Im Grunde ist es also ein „wunderbarer
Tausch“, der hier in der Menschwerdung des Sohnes Gottes erfolgt: Der
unsterbliche Gott nimmt unsere sterbliche Menschennatur an, er empfängt
die Knechtsgestalt, um uns, die wir Knechte der Sünde waren und dem Tod
ausgeliefert sind, zu Söhnen und Töchtern Gottes zu machen. Im einzigen Sohn
Gottes, der als Mensch einer von uns geworden ist, werden auch wir zu Kindern
Gottes. So schreibt Johannes: „Allen, die ihn aufnahmen, gab er Macht, Kinder
Gottes zu werden, allen, die an seinen Namen glauben.“
Genau dies, liebe Brüder und Schwestern, ist
die Kernfrage von Weihnachten: Nehmen wir den Sohn Gottes auf? Nehmen
wir das Jesuskind an, das in der Krippe liegt und uns mit seiner Liebe
beschenken will? Vielleicht sagen wir: Wir tun das ohnehin, weil wir ja das
Fest von Weihnachten feiern! Aber zur Annahme des Jesuskindes gehört mehr: Wir
müssen wirklich an den Retter der Menschen glauben. Der Glaube ist ein
Feststehen in dem, was man erhofft, ein Überzeugtsein von Dingen, die man nicht
sieht. Glauben heißt das Zeugnis Gottes annehmen, der uns nicht in die Irre
führen will und kann, denn Gott ist der Wahrhaftige und Heilige. Wer glaubt,
vertraut Gott bedingungslos. Er ist bereit, ihm sein Leben zu schenken,
sich mit allen Fasern seines Herzens auf ihn einzulassen. Sind wir zu einem
solchen Glauben an den menschgewordenen Sohn Gottes bereit?
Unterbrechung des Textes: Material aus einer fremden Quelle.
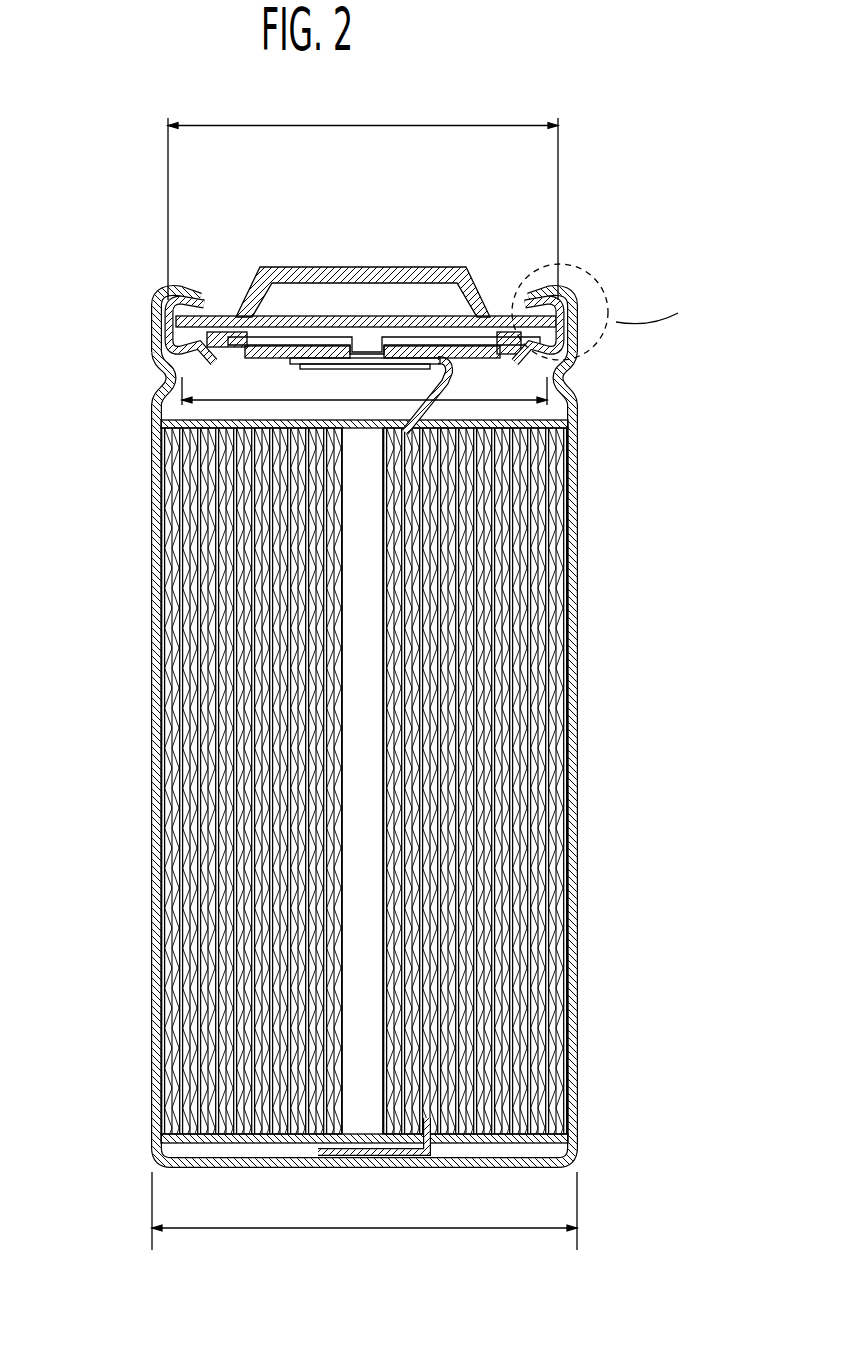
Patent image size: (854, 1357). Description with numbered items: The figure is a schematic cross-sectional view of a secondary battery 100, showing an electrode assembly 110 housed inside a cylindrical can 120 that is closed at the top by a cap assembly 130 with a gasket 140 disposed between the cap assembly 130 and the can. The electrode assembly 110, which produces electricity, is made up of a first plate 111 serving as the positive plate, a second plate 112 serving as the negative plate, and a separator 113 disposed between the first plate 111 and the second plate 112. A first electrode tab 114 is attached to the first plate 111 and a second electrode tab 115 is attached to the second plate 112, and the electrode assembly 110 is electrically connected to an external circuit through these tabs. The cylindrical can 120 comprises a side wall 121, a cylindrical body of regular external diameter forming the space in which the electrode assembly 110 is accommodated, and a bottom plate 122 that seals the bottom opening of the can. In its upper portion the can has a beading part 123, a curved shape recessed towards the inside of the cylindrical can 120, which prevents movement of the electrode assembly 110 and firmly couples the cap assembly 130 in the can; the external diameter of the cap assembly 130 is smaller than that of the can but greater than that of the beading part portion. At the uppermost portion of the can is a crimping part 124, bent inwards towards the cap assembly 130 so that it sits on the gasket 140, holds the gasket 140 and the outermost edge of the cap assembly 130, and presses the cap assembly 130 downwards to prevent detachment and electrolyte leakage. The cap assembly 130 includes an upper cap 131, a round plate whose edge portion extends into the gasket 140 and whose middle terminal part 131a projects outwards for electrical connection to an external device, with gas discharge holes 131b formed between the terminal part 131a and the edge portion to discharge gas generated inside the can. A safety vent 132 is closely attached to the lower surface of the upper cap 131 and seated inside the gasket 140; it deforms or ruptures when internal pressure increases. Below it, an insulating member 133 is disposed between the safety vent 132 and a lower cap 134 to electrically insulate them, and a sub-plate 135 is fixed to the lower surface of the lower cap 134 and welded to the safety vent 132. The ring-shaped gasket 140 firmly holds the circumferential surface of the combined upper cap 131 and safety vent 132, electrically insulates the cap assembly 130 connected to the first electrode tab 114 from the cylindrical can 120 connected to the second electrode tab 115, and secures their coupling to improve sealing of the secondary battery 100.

The secondary battery 100 is at (143, 178).
The electrode assembly 110 is at (678, 473).
The first plate 111 is at (560, 486).
The second plate 112 is at (565, 580).
The separator 113 is at (560, 540).
The first electrode tab 114 is at (450, 382).
The second electrode tab 115 is at (385, 1158).
The cylindrical can 120 is at (582, 650).
The side wall 121 is at (580, 1012).
The bottom plate 122 is at (455, 1169).
The beading part 123 is at (172, 362).
The crimping part 124 is at (167, 292).
The cap assembly 130 is at (525, 186).
The upper cap 131 is at (258, 224).
The terminal part 131a is at (290, 266).
The gas discharge holes 131b is at (250, 273).
The safety vent 132 is at (463, 330).
The insulating member 133 is at (505, 335).
The lower cap 134 is at (328, 360).
The sub-plate 135 is at (313, 366).
The gasket 140 is at (580, 340).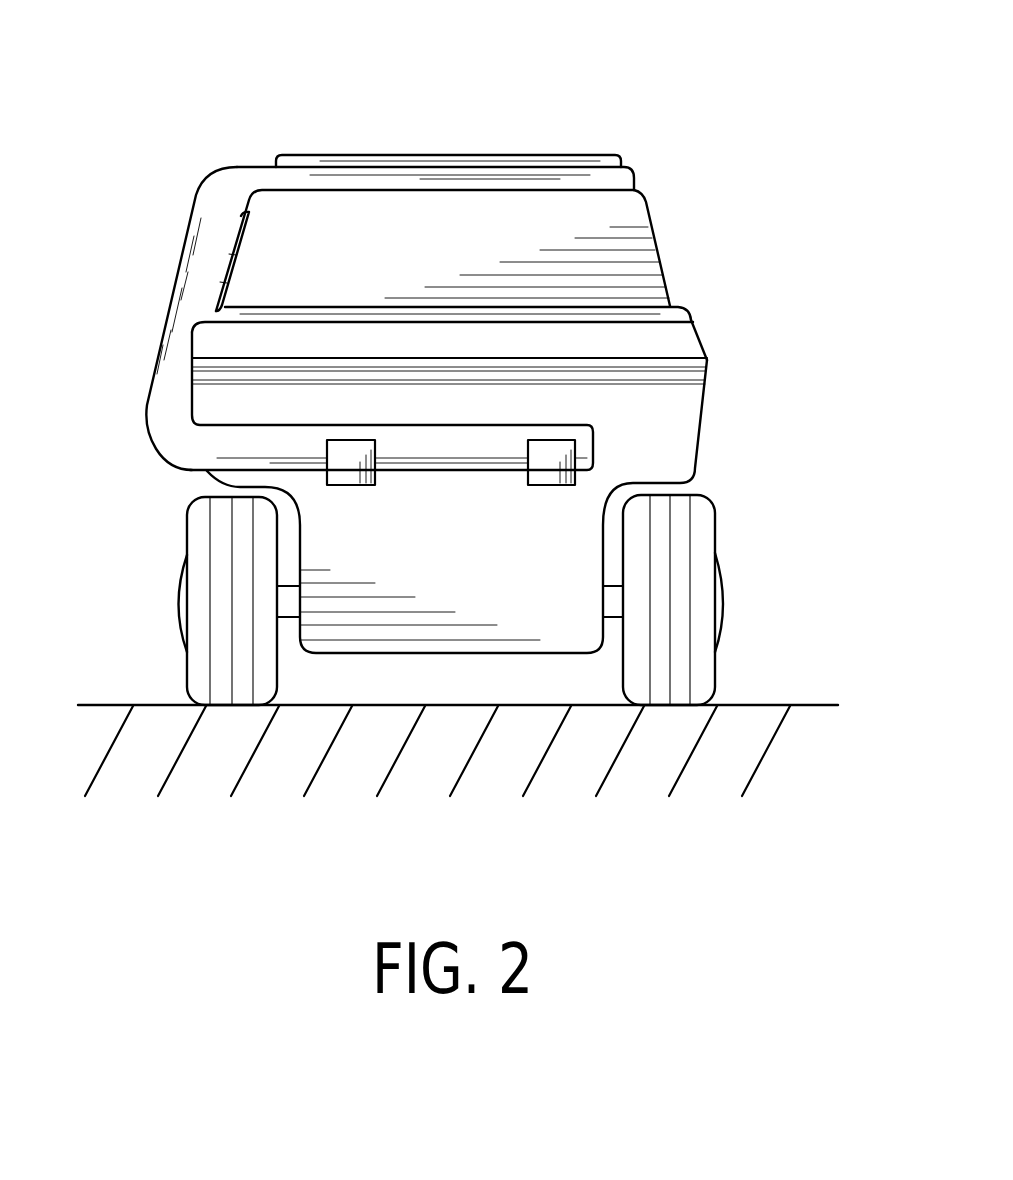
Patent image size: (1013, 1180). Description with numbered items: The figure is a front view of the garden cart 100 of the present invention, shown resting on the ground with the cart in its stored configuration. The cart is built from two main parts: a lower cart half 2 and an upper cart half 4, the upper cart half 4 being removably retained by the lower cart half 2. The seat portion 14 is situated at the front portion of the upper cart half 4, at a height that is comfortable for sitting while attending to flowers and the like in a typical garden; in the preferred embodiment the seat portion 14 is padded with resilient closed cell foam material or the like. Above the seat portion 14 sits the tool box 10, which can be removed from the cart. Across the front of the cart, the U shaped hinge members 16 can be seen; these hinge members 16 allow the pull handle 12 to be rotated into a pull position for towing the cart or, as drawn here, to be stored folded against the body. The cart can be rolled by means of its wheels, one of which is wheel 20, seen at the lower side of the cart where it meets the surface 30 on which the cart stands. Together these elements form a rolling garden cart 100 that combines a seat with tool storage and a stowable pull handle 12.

The garden cart 100 is at (150, 48).
The lower cart half 2 is at (698, 420).
The upper cart half 4 is at (707, 347).
The tool box 10 is at (622, 161).
The pull handle 12 is at (636, 183).
The seat portion 14 is at (688, 312).
The U shaped hinge members 16 is at (343, 485).
The wheel 20 is at (198, 523).
The floor surface 30 is at (805, 705).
Was aber kann und möchte uns der
menschgewordene Sohn Gottes schenken? Als Kinder Gottes haben wir teil
an allen Gaben Gottes. Denn das fleischgewordene Wort ist das Leben
und das Licht der Menschen. In ihm finden wir die Fülle der Gnade
und der Wahrheit. Nun aber gilt für alle, die glauben und den
Sohn Gottes auf- und annehmen: „Aus seiner Fülle haben wir alle empfangen,
Gnade über Gnade.“ Es fehlt uns also wirklich nichts mehr, wenn wir mit
Jesus Christus, dem Erlöser, verbunden sind. Jede gute Gabe kommt von Gott, dem
Schöpfer, Erlöser und Heiligmacher der Menschen. Gnade bedeutet Freundschaft
mit Gott, bedeutet Teilnahme an seiner Liebe und an seinem Leben. Es ist das
übernatürliche, ewige Leben, in das wir hinein genommen werden durch die
Menschwerdung des Sohnes Gottes.
Weihnachten hat eine zweifache Dimension: Es ist ein Geschehen, das sich vor 2000 Jahren im Stall von Bethlehem ereignet hat. Es ist aber auch ein Ereignis, das in unserem Herzen durch Glaube und Liebe Wirklichkeit werden soll. Wenn das nicht geschähe, dann wäre Weihnachten umsonst. Der schlesische Dichter Angelus Silesius hat es so formuliert: „Wäre Christus tausendmal in Bethlehem geboren – und nicht in dir, du bleibst noch ewiglich verloren.“ Ja, öffnen wir unser Herz für die Liebe Gottes, die uns in Jesus Christus, dem Sohn der jungfräulichen Mutter Maria, begegnet! Nehmen wir ihn im Glauben auf und leben wir als Kinder Gottes. Dann wird das Geheimnis von Weihnachten auch in unserem Herzen zum Licht, das erstrahlt und diese Welt und unser Leben erleuchtet. Amen.